Here we are again, about to take the second to college, and it is NO EXAGGERATION to confess that I did not prepare for this launch. Not this soon. Not with this girl.
Emily is my firstborn. However, when we adopted our kids from Colombia, Emily became the 2nd oldest. I did not realize how much that would impact her. I was sensitive to birth order and we discussed it with friends, family and our social worker before we adopted. But I thought it would be okay because I already knew that Emily would not be the first to date, first to drive, nor the first to leave the nest. What I didn’t fully prepare for was Emily’s own realization and grief with not being the first.
When we got Emily’s diagnosis of Pervasive Development Disorder—Not Otherwise Specified (PDD-NOS) at age 7 (a diagnosis that now just falls under the Autism Spectrum Disorder), there was much about her future that became uncertain. We grieved over future losses—would she ever really be able to learn as her peers, would she have meaningful friendships, would she go to college, get married, have children?

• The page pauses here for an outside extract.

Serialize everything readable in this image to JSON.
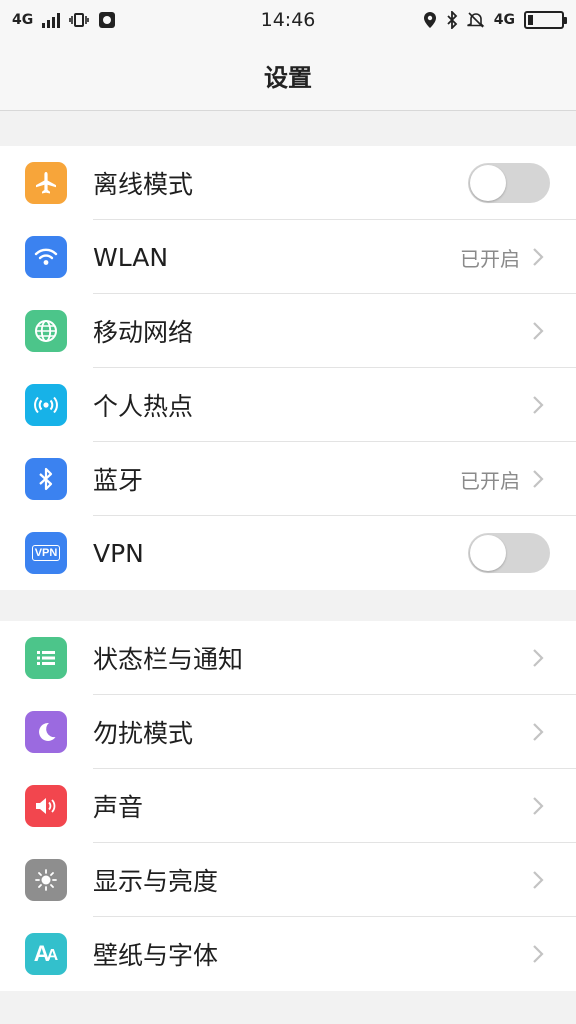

Our own future plans of being empty-nesters by age 50 were interrupted with this diagnosis. (By the way, I AM SO GLAD THAT PLAN WAS INTERRUPTED!!!) BUT having a diagnosis helped us know how to help Emily. We found resources and awesome teachers AND we accepted the idea of Emily living with us the rest of our lives if needed.

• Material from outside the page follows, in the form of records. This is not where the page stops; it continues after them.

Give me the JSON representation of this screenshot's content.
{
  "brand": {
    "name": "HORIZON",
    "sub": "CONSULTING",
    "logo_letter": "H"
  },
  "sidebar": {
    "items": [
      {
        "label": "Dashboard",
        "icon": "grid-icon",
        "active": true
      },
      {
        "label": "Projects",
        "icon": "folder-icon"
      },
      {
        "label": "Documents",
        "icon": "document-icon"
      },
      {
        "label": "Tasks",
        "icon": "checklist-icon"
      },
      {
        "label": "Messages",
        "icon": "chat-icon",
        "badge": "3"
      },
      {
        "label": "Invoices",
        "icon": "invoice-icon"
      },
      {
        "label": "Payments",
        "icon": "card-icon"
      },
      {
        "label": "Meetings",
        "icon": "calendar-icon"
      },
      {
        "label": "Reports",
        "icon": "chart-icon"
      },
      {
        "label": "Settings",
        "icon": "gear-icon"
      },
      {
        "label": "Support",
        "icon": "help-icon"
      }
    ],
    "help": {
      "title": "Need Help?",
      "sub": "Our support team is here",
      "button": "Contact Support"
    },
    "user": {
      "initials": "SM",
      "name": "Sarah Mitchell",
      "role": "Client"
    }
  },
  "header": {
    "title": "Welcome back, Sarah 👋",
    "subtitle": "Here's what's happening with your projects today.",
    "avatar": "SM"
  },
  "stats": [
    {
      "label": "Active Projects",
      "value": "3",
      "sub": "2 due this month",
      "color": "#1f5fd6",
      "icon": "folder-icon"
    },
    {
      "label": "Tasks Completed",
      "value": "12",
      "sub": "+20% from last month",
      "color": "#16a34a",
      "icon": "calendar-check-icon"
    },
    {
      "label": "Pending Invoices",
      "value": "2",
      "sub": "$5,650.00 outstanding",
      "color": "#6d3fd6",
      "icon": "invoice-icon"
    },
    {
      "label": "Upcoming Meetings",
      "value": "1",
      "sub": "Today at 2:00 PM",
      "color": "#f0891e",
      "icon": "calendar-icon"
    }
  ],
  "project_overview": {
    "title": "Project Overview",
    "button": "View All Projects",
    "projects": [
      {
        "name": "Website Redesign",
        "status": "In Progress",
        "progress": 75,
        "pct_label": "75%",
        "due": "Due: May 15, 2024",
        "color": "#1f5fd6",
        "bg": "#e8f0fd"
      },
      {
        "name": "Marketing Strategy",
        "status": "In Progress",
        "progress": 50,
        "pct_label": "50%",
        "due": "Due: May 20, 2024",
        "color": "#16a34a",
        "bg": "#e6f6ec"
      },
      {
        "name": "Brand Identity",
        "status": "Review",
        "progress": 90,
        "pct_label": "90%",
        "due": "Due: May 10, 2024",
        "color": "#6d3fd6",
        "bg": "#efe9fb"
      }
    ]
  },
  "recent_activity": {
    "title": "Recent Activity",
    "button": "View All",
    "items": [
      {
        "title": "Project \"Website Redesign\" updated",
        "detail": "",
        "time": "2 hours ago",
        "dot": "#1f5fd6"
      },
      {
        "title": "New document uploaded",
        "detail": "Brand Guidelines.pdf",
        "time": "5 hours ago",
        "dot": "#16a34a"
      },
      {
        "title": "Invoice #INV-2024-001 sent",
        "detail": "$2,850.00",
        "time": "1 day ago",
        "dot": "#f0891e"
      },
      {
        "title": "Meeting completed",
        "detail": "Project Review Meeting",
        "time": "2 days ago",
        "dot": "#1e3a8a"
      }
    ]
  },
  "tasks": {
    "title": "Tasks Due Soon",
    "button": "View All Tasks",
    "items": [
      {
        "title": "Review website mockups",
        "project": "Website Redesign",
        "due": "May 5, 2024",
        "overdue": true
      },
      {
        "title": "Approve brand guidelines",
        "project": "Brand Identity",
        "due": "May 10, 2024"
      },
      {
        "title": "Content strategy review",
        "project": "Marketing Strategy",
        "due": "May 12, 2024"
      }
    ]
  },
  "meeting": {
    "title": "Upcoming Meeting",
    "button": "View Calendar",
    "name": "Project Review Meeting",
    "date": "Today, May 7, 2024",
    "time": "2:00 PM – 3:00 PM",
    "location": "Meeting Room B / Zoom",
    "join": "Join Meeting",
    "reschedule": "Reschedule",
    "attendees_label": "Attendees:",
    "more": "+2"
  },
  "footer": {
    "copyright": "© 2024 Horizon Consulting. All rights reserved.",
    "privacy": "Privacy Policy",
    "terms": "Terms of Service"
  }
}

You know what I didn’t know when she was 7? I didn’t know she would become one of the most courageous, strong, and perceptive among our family.

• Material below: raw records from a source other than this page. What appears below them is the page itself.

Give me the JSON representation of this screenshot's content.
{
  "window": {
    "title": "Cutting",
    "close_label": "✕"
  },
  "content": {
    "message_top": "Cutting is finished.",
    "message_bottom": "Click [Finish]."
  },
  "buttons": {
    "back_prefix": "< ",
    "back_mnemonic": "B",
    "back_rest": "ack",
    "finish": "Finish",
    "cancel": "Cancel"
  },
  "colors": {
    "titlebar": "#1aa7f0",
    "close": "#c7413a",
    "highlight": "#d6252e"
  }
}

Emily is uncomfortable in social situations. Emily sees things differently—thinks about things differently. She and I can finish each other’s sentences, but she doesn’t finish my sentences the same way I would, and I don’t finish hers like she would. J
What does courage and strength look like in Emily? Courage looks like walking into an uncomfortable situation every.single.day when all you want to do is isolate in your safe room.
Anxiety arises and you go anyway.
Strength looks like walking out the door again and again when you know you could say the “wrong” thing and get those looks from people around you that make you feel stupid. You have no immediate escape so you stay and endure, and walk out the door again the next day.
Walking out the door again the next day.
One common characteristic of Autism that can present itself is not reading people’s facial expressions and understanding their feelings, and not being able to adequately communicate your own feelings. Not true for Emily. When we have a conversation, I observe how keenly aware she is of my response and facial expression after every thing she says. She glances at her audience whether it’s just one, two or three people in the room to read what their response is and if what she just said will gain approval…acceptance….or not.
It’s a beautiful yet difficult gift to have.
It’s difficult when what you say makes you feel unaccepted. Yet it’s beautiful when it allows you the gift to recognize people’s hurts and show them empathy and compassion. Emily’s perceptiveness goes beyond reading facial expressions. She has an ability to describe people’s true intentions and motivation that has been remarkably accurate.
These qualities about Emily—courage, strength, perceptiveness—comfort me a little as we…guess what…..drop her off at college!
Tomorrow! We are taking Emily to Texas A&M and moving her into a dorm on campus where she will be for the next 4 weeks. If she successfully completes the 4 weeks, Emily will be eligible to complete the next 2 semesters at A&M as a student in the PATHS Program. The 2 semesters consist of course work and an internship that will give her the opportunity to complete a certification as a Paraprofessional.
Tomorrow is a new beginning for Emily that we never expected to happen. I can trust God with her because she is His anyway. And how He got her to this point is nothing short of amazing. Telling that part of the story will be a delight and comfort to me as I let her go and need to be reminded that He has got this.